Sometimes Georgiana felt she was trying to memorize Brady, preparing for him to disappear and leave her dreaming about the small freckles on his back. But other times it felt like their future together stretched out before them, and she saw Brady trying it out and flirting with that vision of life. They had discovered that they both liked to sleep the same way, with the big and second toe of one foot locked around the Achilles above the other foot’s heel. “If we had babies I bet they’d like to sleep that way too,” Brady said.

“If we had babies they would be pretty great athletes.” Georgiana smiled.

“I’d want them to have your hair.”

“I’d want them to have your face.”

“I’d want them to have your breasts.”

“That might be awkward if they were boys. Tiny little baby boys with a woman’s breasts.”

“I would love them anyway,” Brady promised solemnly. “Our tiny little baby boys with beautiful breasts and long brown hair and man faces with five o’clock shadows.”



* * *





When Amina came to visit, and Georgiana couldn’t spend the weekend with Brady, her entire body thrummed with misery. She went to dinner with Kristin and Lena and tried to listen as they discussed Kristin’s boss, who was always wearing AirPods in meetings; she played tennis with her mother at the Casino and they had lunch afterward at the apartment, sitting silently as her mother read Cord’s Yale alumni magazine with a highlighter, looking for the offspring of social acquaintances.

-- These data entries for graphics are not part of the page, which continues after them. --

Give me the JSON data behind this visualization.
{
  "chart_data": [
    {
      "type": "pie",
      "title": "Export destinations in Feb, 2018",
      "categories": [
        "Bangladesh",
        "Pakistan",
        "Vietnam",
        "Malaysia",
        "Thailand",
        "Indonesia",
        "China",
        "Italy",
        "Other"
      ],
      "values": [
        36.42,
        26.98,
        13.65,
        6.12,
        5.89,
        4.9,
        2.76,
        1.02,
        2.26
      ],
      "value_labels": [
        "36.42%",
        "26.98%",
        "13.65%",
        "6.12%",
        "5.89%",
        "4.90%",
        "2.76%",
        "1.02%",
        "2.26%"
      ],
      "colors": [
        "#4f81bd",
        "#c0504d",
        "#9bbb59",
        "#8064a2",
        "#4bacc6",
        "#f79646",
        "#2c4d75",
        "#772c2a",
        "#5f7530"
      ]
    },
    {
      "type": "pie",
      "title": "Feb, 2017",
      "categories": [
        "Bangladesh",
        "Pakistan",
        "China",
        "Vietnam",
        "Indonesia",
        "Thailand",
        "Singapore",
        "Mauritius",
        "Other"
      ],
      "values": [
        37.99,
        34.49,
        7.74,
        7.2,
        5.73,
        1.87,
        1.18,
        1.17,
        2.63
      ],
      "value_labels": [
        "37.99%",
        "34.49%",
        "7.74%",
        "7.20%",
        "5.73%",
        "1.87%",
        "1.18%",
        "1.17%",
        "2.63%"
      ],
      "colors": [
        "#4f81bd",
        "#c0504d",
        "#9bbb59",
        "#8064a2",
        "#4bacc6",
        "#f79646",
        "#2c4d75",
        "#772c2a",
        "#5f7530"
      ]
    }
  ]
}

When Darley asked about Brady, Georgiana shrugged, mumbling something about things petering out. She couldn’t tell her sister that Brady was married, couldn’t tell her that she was knowingly sleeping with someone’s husband.



* * *





On Monday Georgiana awoke happy: Amina was leaving and Brady belonged to her again. When she passed him in the hall on the way to the library, he reached out and squeezed her arm and they grinned at each other like idiots before swiftly scurrying along in opposite directions.

Now that Georgiana was listening, Amina was everywhere. At lunch Brady’s friends from the first floor mentioned Seattle all the time in conversation; they referred to him in the second person plural, asking, “Are you guys going back to Maine for Memorial Day?” or “Are you guys leasing that Prius?” Their colleagues knew Brady so well, while Georgiana felt they barely even knew her name.